Workers Hammer No. 221 |
Winter 2012-2013 |
One of these things is quite like the other...
In Ireland, the United Left Alliance (ULA) was caught out practising Stalinist falsification against the Stalinists when they issued the poster reprinted on the left to advertise an October event featuring a Greek MP from Syriza (the Coalition of the Radical Left), Yiannis Stathas. The photo on the right shows the banner that appears on the ULA poster as it actually is, with the hammer and sickle and the signature of the KKE (Greek Communist Party) that were edited out of the ULA poster. The ULA should hardly have expected to get away with it — as the KKE pointed out in a 24 October internet posting, “This photograph became one of the most recognizable images from the struggle of the Greek people during the crisis, both at a European and global level.”
In contrast to the KKE, a mass workers party with a reformist programme, Syriza was catapulted into prominence as an electoral lash-up. As the KKE put it, “We understand that SYRIZA does not possess an image from a similar initiative or action and it could not do as it is absent from the organization and development of the people’s struggle which has a class orientation and content. This however does not justify its attempt to appropriate the initiatives of the KKE in order to promote its non-existent militant profile to an audience which is not aware of its role and stance in Greece” (inter.kke.gr).
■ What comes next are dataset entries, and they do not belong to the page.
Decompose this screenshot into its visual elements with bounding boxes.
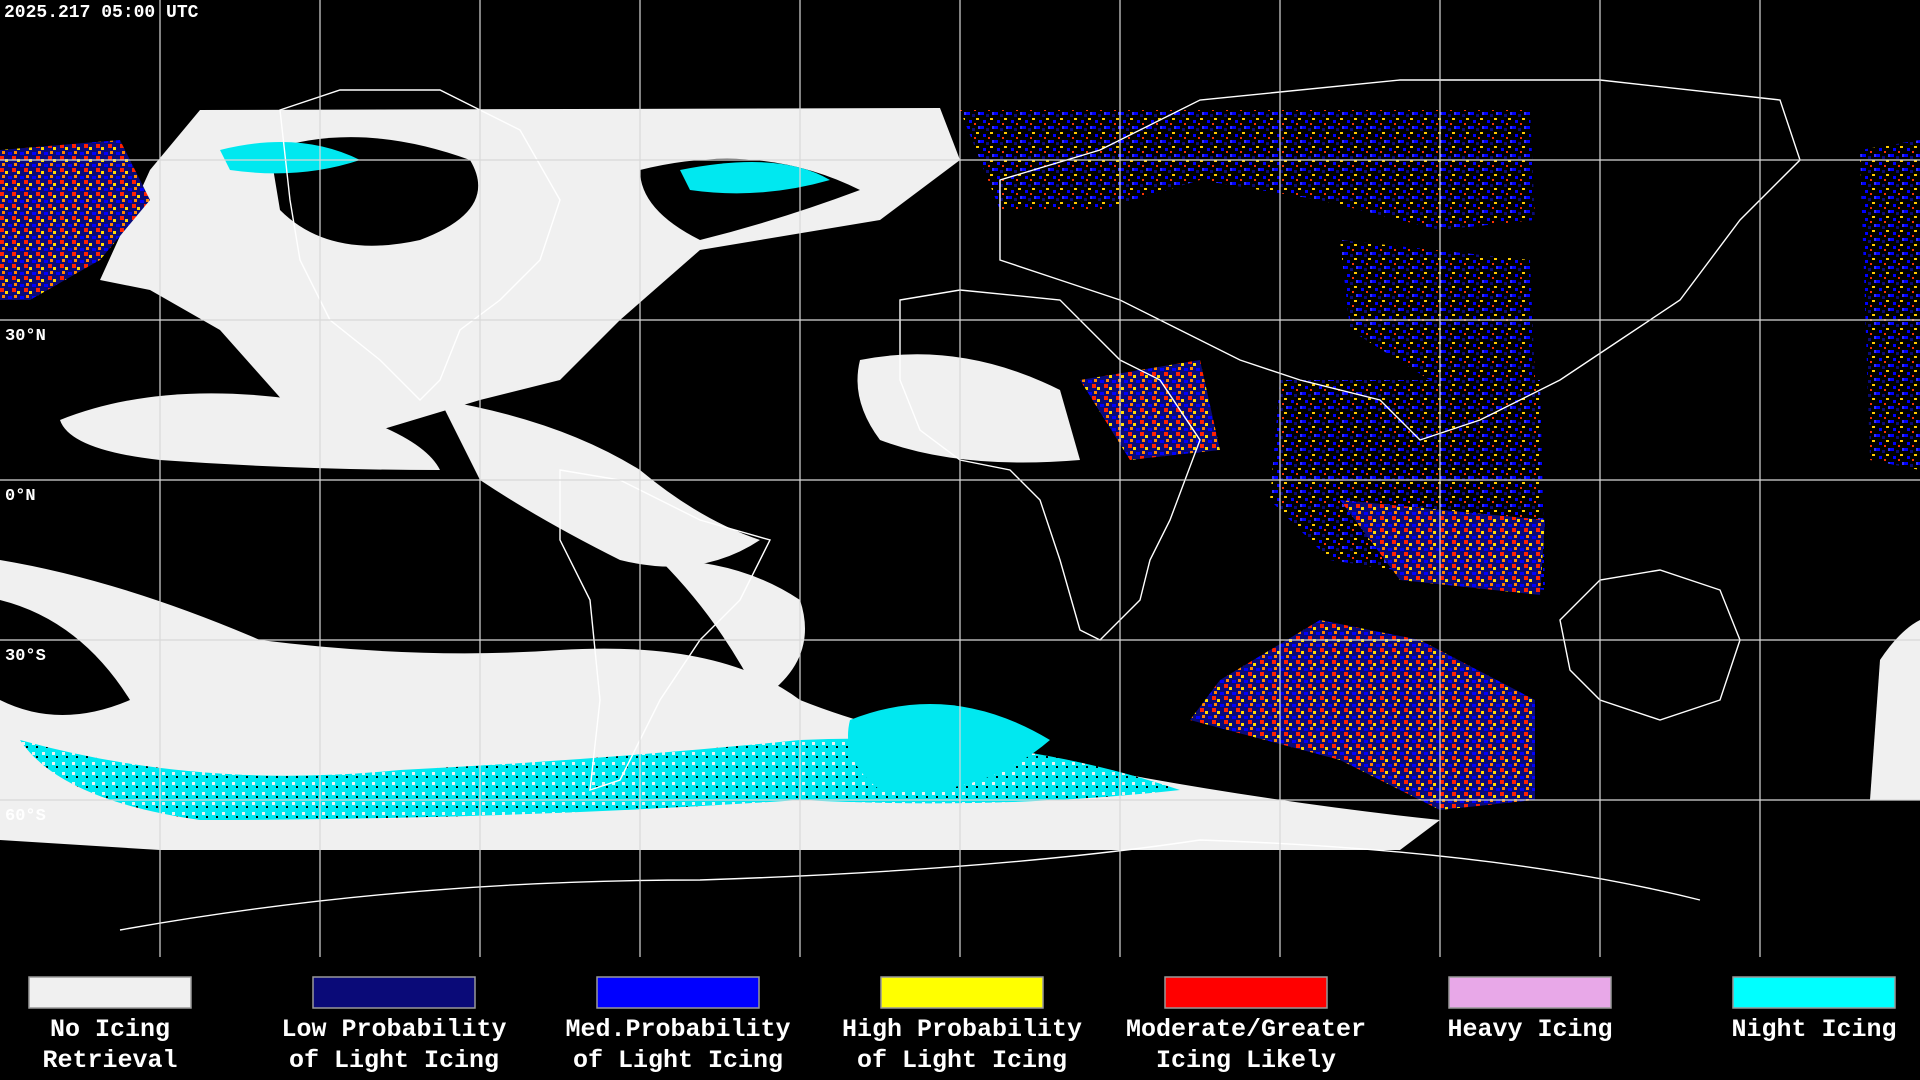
latitude-labels: 30°N 0°N 30°S 60°S bbox=[5, 327, 46, 826]
legend-label: of Light Icing bbox=[857, 1046, 1067, 1075]
legend-swatch bbox=[880, 976, 1044, 1009]
coastlines bbox=[119, 79, 1801, 931]
timestamp: 2025.217 05:00 UTC bbox=[4, 3, 199, 23]
graticule bbox=[0, 0, 1920, 957]
legend-swatch bbox=[1164, 976, 1328, 1009]
legend-label: High Probability bbox=[842, 1015, 1082, 1044]
legend-swatch bbox=[1732, 976, 1896, 1009]
legend-swatch bbox=[312, 976, 476, 1009]
legend-label: of Light Icing bbox=[289, 1046, 499, 1075]
legend-label: Moderate/Greater bbox=[1126, 1015, 1366, 1044]
legend-label: Med.Probability bbox=[565, 1015, 790, 1044]
legend-swatch bbox=[28, 976, 192, 1009]
latitude-label: 30°N bbox=[5, 327, 46, 346]
latitude-label: 0°N bbox=[5, 487, 36, 506]
latitude-label: 60°S bbox=[5, 807, 46, 826]
icing-field bbox=[0, 110, 1920, 810]
legend-swatch bbox=[596, 976, 760, 1009]
legend-label: Icing Likely bbox=[1156, 1046, 1336, 1075]
legend-label: Night Icing bbox=[1731, 1015, 1896, 1044]
legend-swatch bbox=[1448, 976, 1612, 1009]
legend-label: No Icing bbox=[50, 1015, 170, 1044]
cloud-field bbox=[0, 108, 1920, 850]
legend-label: Retrieval bbox=[42, 1046, 177, 1075]
latitude-label: 30°S bbox=[5, 647, 46, 666]
legend-label: Low Probability bbox=[281, 1015, 506, 1044]
legend-label: of Light Icing bbox=[573, 1046, 783, 1075]
legend-label: Heavy Icing bbox=[1447, 1015, 1612, 1044]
Actually, it’s no accident that the ULA ripped off this particular KKE banner. The ULA was hardly going to photoshop in one of the KKE’s banners against the European Union, and Syriza is pro-EU. As for the fake Trotskyists involved with the United Left Alliance — the Socialist Party, affiliates of the Committee for a Workers’ International, and the Socialist Workers Party, affiliates of the International Socialist Tendency — their rush to embrace Syriza shows how hollow their protestations against EU austerity are. On the other hand, the KKE, the ULA and Syriza can all agree on empty slogans that promote the idea of a classless “people” with a common national interest, like the one on the banner.